Askerin dediğini yapıp önemli eşyalarımızı hemen orada çok çabuk bir şekilde bir parça haline getirmeye çalıştık. Geri kalan eşyalarımızın koli olarak ardımızdan gönderileceğini söylediklerinde geri kalan eşyalar için endişelenmeyi bırakıp eşyalarımızı ring aracına yerleştirdik.
Eşyalarımızın ardından ellerimize takılan kelepçelerle 7.30’da yola çıkabildik. Ring aracı “Sultan” adı verilen araçtı. On iki kişilik olan araçta yer olmadığı için, tek siyasi ben olduğumdan geçici olarak arka koltukta askerlerin arasında yolculuk yapmam gerekti. Adli mahkûmların her biri değişik cezaevlerine bırakılacağı için asker bir güzergâh belirlenmişti. İlk olarak uğramamız gereken yer Erzurum Cezaeviydi. Orada üç mahkûm bıraktıktan sonra araçta yer açıldığı için geri kalan yolculuğumuzu adli arkadaşlarla yaptım.
Erzurum’dan sonraki durağımız Gümüşhane’ydi. Orada beş mahkûm bırakıp bir mahkûmu Trabzon’a bırakmak için aldık. Gece saat on gibi Trabzon E Tipi Kapalı Cezaevine giriş yaptık. Trabzon’a Gümüşhane’den aldığımız mahkûmla birlikte üç kişi bıraktık. Gece geç olduğu için geceyi Trabzon’da geçirdik. Bizi ring aracından çıkarıp bir geceliğine cezaevinin müşahede odasına aldılar. Sabah 6.00’da hazır olmamızı söylediler. Sabah 6.00’da ben ve diğer iki mahkûm tekrar ring aracına binip yola çıktık. Ordu E Tipi cezaevine giriş yaptığımız zaman öğle vakti olmuştu. İki mahkûmu cezaevine teslim ettikten sonra öğle yemeği için bir müddet daha cezaevinde kaldık. Bu süre zarfında beni sadece ihtiyacımı görmem için bir sefer çıkardıktan sonra tekrar ring aracına aldılar. Askerler yemeklerini yedikten sonra tekrar yola koyulduk.

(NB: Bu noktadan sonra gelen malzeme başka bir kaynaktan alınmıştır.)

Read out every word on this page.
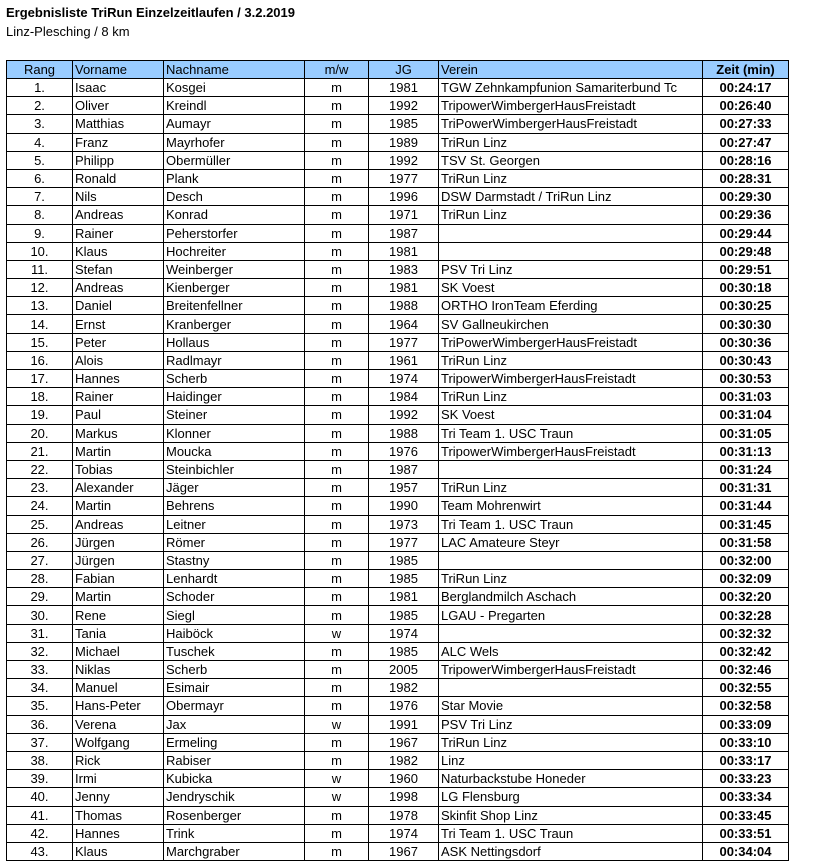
Ergebnisliste TriRun Einzelzeitlaufen / 3.2.2019
Linz-Plesching / 8 km
Rang	Vorname	Nachname	m/w	JG	Verein	Zeit (min)
1.	Isaac	Kosgei	m	1981	TGW Zehnkampfunion Samariterbund Tc	00:24:17
2.	Oliver	Kreindl	m	1992	TripowerWimbergerHausFreistadt	00:26:40
3.	Matthias	Aumayr	m	1985	TriPowerWimbergerHausFreistadt	00:27:33
4.	Franz	Mayrhofer	m	1989	TriRun Linz	00:27:47
5.	Philipp	Obermüller	m	1992	TSV St. Georgen	00:28:16
6.	Ronald	Plank	m	1977	TriRun Linz	00:28:31
7.	Nils	Desch	m	1996	DSW Darmstadt / TriRun Linz	00:29:30
8.	Andreas	Konrad	m	1971	TriRun Linz	00:29:36
9.	Rainer	Peherstorfer	m	1987		00:29:44
10.	Klaus	Hochreiter	m	1981		00:29:48
11.	Stefan	Weinberger	m	1983	PSV Tri Linz	00:29:51
12.	Andreas	Kienberger	m	1981	SK Voest	00:30:18
13.	Daniel	Breitenfellner	m	1988	ORTHO IronTeam Eferding	00:30:25
14.	Ernst	Kranberger	m	1964	SV Gallneukirchen	00:30:30
15.	Peter	Hollaus	m	1977	TriPowerWimbergerHausFreistadt	00:30:36
16.	Alois	Radlmayr	m	1961	TriRun Linz	00:30:43
17.	Hannes	Scherb	m	1974	TripowerWimbergerHausFreistadt	00:30:53
18.	Rainer	Haidinger	m	1984	TriRun Linz	00:31:03
19.	Paul	Steiner	m	1992	SK Voest	00:31:04
20.	Markus	Klonner	m	1988	Tri Team 1. USC Traun	00:31:05
21.	Martin	Moucka	m	1976	TripowerWimbergerHausFreistadt	00:31:13
22.	Tobias	Steinbichler	m	1987		00:31:24
23.	Alexander	Jäger	m	1957	TriRun Linz	00:31:31
24.	Martin	Behrens	m	1990	Team Mohrenwirt	00:31:44
25.	Andreas	Leitner	m	1973	Tri Team 1. USC Traun	00:31:45
26.	Jürgen	Römer	m	1977	LAC Amateure Steyr	00:31:58
27.	Jürgen	Stastny	m	1985		00:32:00
28.	Fabian	Lenhardt	m	1985	TriRun Linz	00:32:09
29.	Martin	Schoder	m	1981	Berglandmilch Aschach	00:32:20
30.	Rene	Siegl	m	1985	LGAU - Pregarten	00:32:28
31.	Tania	Haiböck	w	1974		00:32:32
32.	Michael	Tuschek	m	1985	ALC Wels	00:32:42
33.	Niklas	Scherb	m	2005	TripowerWimbergerHausFreistadt	00:32:46
34.	Manuel	Esimair	m	1982		00:32:55
35.	Hans-Peter	Obermayr	m	1976	Star Movie	00:32:58
36.	Verena	Jax	w	1991	PSV Tri Linz	00:33:09
37.	Wolfgang	Ermeling	m	1967	TriRun Linz	00:33:10
38.	Rick	Rabiser	m	1982	Linz	00:33:17
39.	Irmi	Kubicka	w	1960	Naturbackstube Honeder	00:33:23
40.	Jenny	Jendryschik	w	1998	LG Flensburg	00:33:34
41.	Thomas	Rosenberger	m	1978	Skinfit Shop Linz	00:33:45
42.	Hannes	Trink	m	1974	Tri Team 1. USC Traun	00:33:51
43.	Klaus	Marchgraber	m	1967	ASK Nettingsdorf	00:34:04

Samsun’da ring aracımız bozuldu. Güvenlik gerekçesiyle bir benzinliğe girmek zorunda kaldık. Aracın şoförü elinden geleni yaptığı halde üstesinden kalkamadığı bir arıza olmuştu. Şoför ring aracını bir şekilde sanayiye kadar götürmeyi başarmıştı. Sanayi sitesinde ring aracını gösterdiği ustadan işinin uzun olacağını öğrenince, askerler mecburen Bafra T Tipini arayıp kendi durumlarını belirterek beni almaları için bir ring göndermelerini istediler. Bafra T Tipine ait ring aracı bir saat sonra askerlerin tarif ettiği sanayi sitesinden beni teslim aldıktan sonra kendi araçlarına aldılar.